Has the latest row over the deportation of the radical Muslim cleric Abu Qatada come down to a misunderstanding about when midnight on Tuesday is?
Is it Monday night into Tuesday morning, or Tuesday night into Wednesday morning? The Home Office went for the first option, it seems, and the European Court of Human Rights the second.
This matters for two reasons: the credibility of the home secretary and how long it might take before Abu Qatada is put on a plane to Jordan - and whether he is released from prison in the meantime.
In her Commons statement, Theresa May suggested the government had a legally-watertight case to send Abu Qatada to Jordan, but it could take some months.
The home secretary, believing the deadline for an appeal to the court's Grand Chamber had passed, told MPs he could be removed from the UK "in full compliance of law".
But on Wednesday the court revealed it had received a request at 2200 BST on Tuesday evening, which it said was before the deadline.
Politically, it is potentially very awkward for the home secretary.
Her central pitch in the Commons was the government had secured a position of relative clarity: it could convince the European Court of Human Rights that Abu Qatada would get a fair trial in Jordan, and that evidence against him would not have been extracted by torture.
Yes, the process would take some time, but there was a clear process that had begun.
But it looks rather less clear now.
"I've been clear to everybody there were legal avenues for him to pursue," Mrs May told the BBC.
"He has employed this delaying tactic. I'm not surprised, I don't think anybody should be surprised at that and I think he did this only after he had seen the strength of the case that we have for resuming his deportation to Jordan."
But shadow justice minister Chris Bryant shot back: "What seems to have happened is that the very basic details weren't done before the big fanfare of the announcement yesterday."
The reaction from some Conservative backbenchers has followed a pattern: support for the home secretary, criticism of Home Office civil servants.
Former shadow home secretary David Davis said the Home Office had "dropped the home secretary and the ministers in it".
Tory backbencher Mark Reckless was even more blunt: "Whoever is the home secretary, the Home Office is institutionally incompetent."
"So long as civil servants are unaccountable, so long as they are promoted however wrong they get things, things will not change," Mr Reckless added.
For some days, making a broader point, the outspoken Conservative MP Douglas Carswell has been suggesting civil servants are too powerful within government.
"Concerned about Sir Humphrey?

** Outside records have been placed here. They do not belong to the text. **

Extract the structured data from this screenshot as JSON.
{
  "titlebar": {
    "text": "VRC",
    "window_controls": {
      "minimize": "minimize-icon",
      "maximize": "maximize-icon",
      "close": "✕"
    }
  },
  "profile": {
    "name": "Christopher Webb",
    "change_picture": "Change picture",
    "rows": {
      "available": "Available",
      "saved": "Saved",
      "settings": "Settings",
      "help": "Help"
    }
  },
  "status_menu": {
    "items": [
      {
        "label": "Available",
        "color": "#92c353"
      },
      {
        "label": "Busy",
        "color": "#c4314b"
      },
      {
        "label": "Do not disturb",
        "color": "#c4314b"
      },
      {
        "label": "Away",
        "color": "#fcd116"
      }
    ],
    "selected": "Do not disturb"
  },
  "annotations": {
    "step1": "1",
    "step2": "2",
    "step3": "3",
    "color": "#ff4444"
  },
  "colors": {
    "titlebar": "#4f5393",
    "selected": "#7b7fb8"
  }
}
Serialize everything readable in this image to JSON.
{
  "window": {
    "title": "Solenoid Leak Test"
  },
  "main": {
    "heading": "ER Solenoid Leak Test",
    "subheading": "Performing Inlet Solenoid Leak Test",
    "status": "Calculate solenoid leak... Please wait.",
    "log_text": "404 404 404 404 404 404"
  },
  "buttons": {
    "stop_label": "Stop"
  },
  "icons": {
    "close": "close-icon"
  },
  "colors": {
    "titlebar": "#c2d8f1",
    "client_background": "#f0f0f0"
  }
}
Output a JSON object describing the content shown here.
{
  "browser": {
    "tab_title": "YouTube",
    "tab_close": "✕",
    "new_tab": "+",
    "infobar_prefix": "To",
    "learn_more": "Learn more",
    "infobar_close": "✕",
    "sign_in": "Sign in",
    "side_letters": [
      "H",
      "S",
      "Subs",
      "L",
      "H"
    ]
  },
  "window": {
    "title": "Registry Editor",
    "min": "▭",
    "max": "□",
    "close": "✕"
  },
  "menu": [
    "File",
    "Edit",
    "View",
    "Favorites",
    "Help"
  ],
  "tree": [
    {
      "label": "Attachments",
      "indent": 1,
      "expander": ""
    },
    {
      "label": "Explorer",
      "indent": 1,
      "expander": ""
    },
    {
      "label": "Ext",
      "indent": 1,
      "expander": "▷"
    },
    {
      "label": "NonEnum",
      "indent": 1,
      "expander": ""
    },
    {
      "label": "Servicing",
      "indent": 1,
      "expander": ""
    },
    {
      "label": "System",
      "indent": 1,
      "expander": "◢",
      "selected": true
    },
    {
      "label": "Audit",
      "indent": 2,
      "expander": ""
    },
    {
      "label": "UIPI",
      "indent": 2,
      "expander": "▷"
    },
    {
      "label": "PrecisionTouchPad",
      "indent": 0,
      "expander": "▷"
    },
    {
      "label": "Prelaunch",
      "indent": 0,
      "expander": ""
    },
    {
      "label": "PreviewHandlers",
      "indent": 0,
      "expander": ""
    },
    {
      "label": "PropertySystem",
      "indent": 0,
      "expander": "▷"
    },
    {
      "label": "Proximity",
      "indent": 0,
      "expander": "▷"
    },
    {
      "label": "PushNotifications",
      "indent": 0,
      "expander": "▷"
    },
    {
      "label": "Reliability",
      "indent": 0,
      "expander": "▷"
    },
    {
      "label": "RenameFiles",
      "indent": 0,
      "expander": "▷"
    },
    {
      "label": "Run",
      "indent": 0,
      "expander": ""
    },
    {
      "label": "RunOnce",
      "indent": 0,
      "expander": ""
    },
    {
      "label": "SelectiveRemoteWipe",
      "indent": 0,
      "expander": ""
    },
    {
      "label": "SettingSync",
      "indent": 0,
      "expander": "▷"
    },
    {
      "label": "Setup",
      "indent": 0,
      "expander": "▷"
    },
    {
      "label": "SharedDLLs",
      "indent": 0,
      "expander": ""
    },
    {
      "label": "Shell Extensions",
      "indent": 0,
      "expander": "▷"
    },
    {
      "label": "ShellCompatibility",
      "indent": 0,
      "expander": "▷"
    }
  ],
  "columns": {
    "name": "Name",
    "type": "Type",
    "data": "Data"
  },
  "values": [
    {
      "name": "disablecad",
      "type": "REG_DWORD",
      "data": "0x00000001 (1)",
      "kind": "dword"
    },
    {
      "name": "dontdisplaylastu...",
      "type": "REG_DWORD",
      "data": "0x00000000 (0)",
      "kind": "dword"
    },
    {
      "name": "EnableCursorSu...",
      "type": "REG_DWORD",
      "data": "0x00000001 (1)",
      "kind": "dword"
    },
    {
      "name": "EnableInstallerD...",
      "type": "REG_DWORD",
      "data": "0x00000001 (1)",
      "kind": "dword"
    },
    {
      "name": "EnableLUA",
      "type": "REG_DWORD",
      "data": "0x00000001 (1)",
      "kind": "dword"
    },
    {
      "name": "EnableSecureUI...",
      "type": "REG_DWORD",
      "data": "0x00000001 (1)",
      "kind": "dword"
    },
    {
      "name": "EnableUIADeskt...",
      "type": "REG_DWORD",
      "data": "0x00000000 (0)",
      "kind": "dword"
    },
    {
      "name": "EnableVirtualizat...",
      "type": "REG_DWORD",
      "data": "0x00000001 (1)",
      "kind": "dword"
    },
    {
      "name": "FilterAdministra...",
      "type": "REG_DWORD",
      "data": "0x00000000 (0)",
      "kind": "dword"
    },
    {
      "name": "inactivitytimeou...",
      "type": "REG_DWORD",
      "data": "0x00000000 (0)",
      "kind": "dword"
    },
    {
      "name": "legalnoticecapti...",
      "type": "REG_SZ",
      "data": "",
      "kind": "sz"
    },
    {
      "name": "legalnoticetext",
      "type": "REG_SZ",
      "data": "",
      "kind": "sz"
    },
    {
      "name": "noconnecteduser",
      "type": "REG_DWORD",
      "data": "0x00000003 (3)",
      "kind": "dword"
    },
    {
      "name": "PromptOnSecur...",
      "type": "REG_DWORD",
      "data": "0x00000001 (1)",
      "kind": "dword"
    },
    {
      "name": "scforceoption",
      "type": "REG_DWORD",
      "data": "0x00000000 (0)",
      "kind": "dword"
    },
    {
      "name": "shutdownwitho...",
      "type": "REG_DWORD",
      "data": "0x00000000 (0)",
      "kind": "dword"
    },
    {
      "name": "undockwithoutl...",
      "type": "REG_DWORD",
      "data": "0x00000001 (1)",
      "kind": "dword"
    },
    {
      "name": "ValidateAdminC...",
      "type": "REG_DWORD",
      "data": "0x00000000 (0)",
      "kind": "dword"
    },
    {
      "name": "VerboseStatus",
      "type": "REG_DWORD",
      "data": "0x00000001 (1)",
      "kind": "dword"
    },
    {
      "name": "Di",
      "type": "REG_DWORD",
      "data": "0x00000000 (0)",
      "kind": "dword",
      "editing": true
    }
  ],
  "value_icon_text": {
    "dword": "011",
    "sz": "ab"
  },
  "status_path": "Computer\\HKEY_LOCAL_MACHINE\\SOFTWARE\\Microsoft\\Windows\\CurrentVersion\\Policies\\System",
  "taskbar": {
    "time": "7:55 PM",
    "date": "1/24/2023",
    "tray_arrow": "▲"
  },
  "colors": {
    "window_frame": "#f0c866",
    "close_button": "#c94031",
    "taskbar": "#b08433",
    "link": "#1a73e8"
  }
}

It's not just me," is the headline of his latest blog. He even asked David Cameron about it at Prime Minister's Questions.
Meanwhile, the questions for the Home Office and the home secretary, that perpetually poisoned chalice of cabinet posts, keep coming.
The deportation of Abu Qatada is an intensely emotive issue. Red meat for newspapers, with big political ramifications.
Even the biggest supporters of the European Court of Human Rights acknowledge that "fast track" is not in its DNA. One person's procedural niceties and due process are another's never-ending pontificating.
It can lead to a feeling for some that decisions are forever getting kicked into the legal long grass.
The political danger for the government is that the grass might just have got even longer.